The HealthStart questionnaire examines physical, mental and social health, as well as key aspects of a student’s health behaviour and factors affecting their health and ability to study. If answers indicate a need for an appointment, they are referred to an in-person or remote consultation straight away.

That in and of itself is preventative, locates health in an educational context, puts an appropriate reliance on students to take responsibility for their health before a worsening reduces that agency and provides valuable intel for universities. But crucially, it also provides killer intel on the relationship between health and study outcomes.

Once you have a huge number of health questionnaires filled out, you can track outcomes and look for links longitudinally. Initial motivation and mental health is the sort of stuff people assume – but this paper found that daily smoking in women and severe obesity and/or drug use in men were particularly linked to lower graduation rates.

That has allowed the health promotion functions of the service and that Finnish version of Student Minds to design specific peer-led interventions that can be rolled out by universities and their SUs. Other papers have mined the data for lessons on everything from teaching and assessment strategy impacts on health to students’ preparedness to take their health seriously and its relationship to study success.

Come on come with me to the place to be

Health matters – and it goes beyond spiking, mental health and the cliff-edge at 18 after a collapsing CAMHS. Barely anyone talks about student sexual health these days – despite the fact that gonorrhoea diagnoses are at a record level, and the UK Health Security Agency (UKHSA) think’s that’s students. Its annual half-arsed press release isn’t going to cut it.

Drugs policy needs a look beyond a PDF that UUK hoped the Telegraph wouldn’t notice by slipping it out during the election. There’s something important going on with students and disordered eating that everyone seems determined to ignore. They’re not getting nearly enough sleep. At this year’s Secret Life of Students we heard about the dental issues that students increasingly present with. And so on.

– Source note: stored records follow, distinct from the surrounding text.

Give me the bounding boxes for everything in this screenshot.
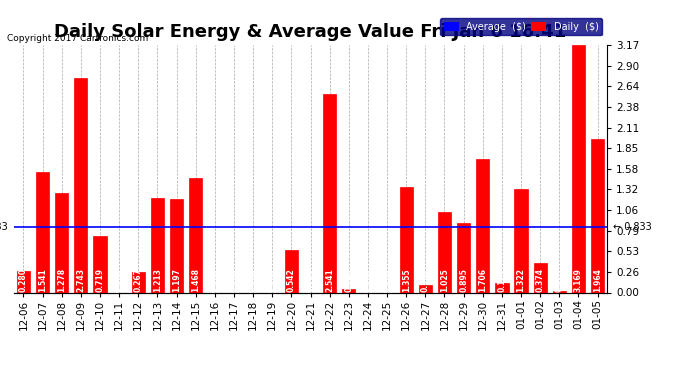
Text: 0.000: 0.000	[115, 268, 124, 292]
Text: 1.355: 1.355	[402, 268, 411, 292]
Text: 0.000: 0.000	[306, 268, 315, 292]
Bar	[342, 289, 355, 292]
Bar	[437, 213, 451, 292]
Text: 1.213: 1.213	[153, 268, 162, 292]
Bar	[36, 172, 49, 292]
Bar	[93, 236, 107, 292]
Text: 1.278: 1.278	[57, 268, 66, 292]
Text: 0.895: 0.895	[459, 268, 468, 292]
Text: 1.964: 1.964	[593, 268, 602, 292]
Text: 1.322: 1.322	[517, 268, 526, 292]
Text: 0.000: 0.000	[210, 268, 219, 292]
Text: 0.374: 0.374	[535, 268, 544, 292]
Text: 0.280: 0.280	[19, 268, 28, 292]
Text: 1.541: 1.541	[38, 268, 47, 292]
Text: ← 0.833: ← 0.833	[613, 222, 652, 232]
Text: 1.706: 1.706	[478, 268, 487, 292]
Text: 1.468: 1.468	[191, 268, 200, 292]
Text: 0.000: 0.000	[248, 268, 257, 292]
Bar	[400, 187, 413, 292]
Bar	[495, 283, 509, 292]
Bar	[74, 78, 88, 292]
Bar	[150, 198, 164, 292]
Bar	[323, 94, 336, 292]
Text: ← 0.833: ← 0.833	[0, 222, 8, 232]
Bar	[572, 45, 585, 292]
Bar	[189, 178, 202, 292]
Text: 3.169: 3.169	[574, 268, 583, 292]
Text: 1.025: 1.025	[440, 268, 449, 292]
Bar	[514, 189, 528, 292]
Bar	[17, 271, 30, 292]
Text: 0.719: 0.719	[95, 268, 104, 292]
Text: 0.048: 0.048	[344, 268, 353, 292]
Text: 2.743: 2.743	[77, 268, 86, 292]
Bar	[476, 159, 489, 292]
Bar	[533, 263, 547, 292]
Text: 0.267: 0.267	[134, 268, 143, 292]
Text: 2.541: 2.541	[325, 268, 334, 292]
Text: 0.000: 0.000	[382, 268, 391, 292]
Text: 0.000: 0.000	[364, 268, 373, 292]
Bar	[285, 250, 298, 292]
Text: 0.023: 0.023	[555, 268, 564, 292]
Text: 0.000: 0.000	[268, 268, 277, 292]
Bar	[553, 291, 566, 292]
Bar	[591, 139, 604, 292]
Text: 0.102: 0.102	[421, 268, 430, 292]
Text: 1.197: 1.197	[172, 268, 181, 292]
Text: 0.542: 0.542	[287, 268, 296, 292]
Bar	[170, 199, 184, 292]
Bar	[419, 285, 432, 292]
Bar	[55, 193, 68, 292]
Bar	[457, 223, 471, 292]
Legend: Average  ($), Daily  ($): Average ($), Daily ($)	[440, 18, 602, 36]
Text: 0.127: 0.127	[497, 268, 506, 292]
Bar	[132, 272, 145, 292]
Text: 0.000: 0.000	[230, 268, 239, 292]
Text: Copyright 2017 Cartronics.com: Copyright 2017 Cartronics.com	[7, 34, 148, 43]
Title: Daily Solar Energy & Average Value Fri Jan 6 16:41: Daily Solar Energy & Average Value Fri J…	[55, 22, 566, 40]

The debate about student health right across the UK tends to be stuck in a sort of accountability void – that students get poor access to both preventative healthcare and health services is either justified on a pressured NHS dealing with an ageing population, or universities being expected to do more with less.

Both are true – but it leaves the crucial link between health and study success stuck in that Spiderman meme, while the public just read the Mail and blame students for boozing it up and inventing ADHD.

It also settles on a statist NHS versus increasingly complex and diverse universities – when it may well be the case that structures at a local or regional level that are distinct from both, that pool resource, engage students as partners and focus on them specifically, would be a better bet.

As ever, departmental siio-ing and the knights and knaves in charge demanding more money for them and their service are the ever present threats to taking students seriously anywhere. But health is a precursor to education. That’s two of the 5 missions right there.

Either way, at this end of the Parliament I’m minded to take Wes at face value. I’ll be arguing that no plan for the NHS that involves pushing services out from hospitals into communities will work without a proper plan for and with students – and I’d encourage you to do so too.

One response to “SU bars in hospitals or hospitals in SU bars?

  1. The SU bar in our local County hospital was a pale shadow of it’s former self before being closed and used for other space hungry things, I spent many a night enjoying the company of student nurses there, and ran the bar for special events in the SU bar in the district hospital, again long since closed. Student nurses now buy cheap alcohol and often drink in isolation, using alcohol as a crutch when the pressure of poor University academic Nurse instructors combined with money worries gets too much. It’s a bigger health issue than the old bar culture group therapy ever was!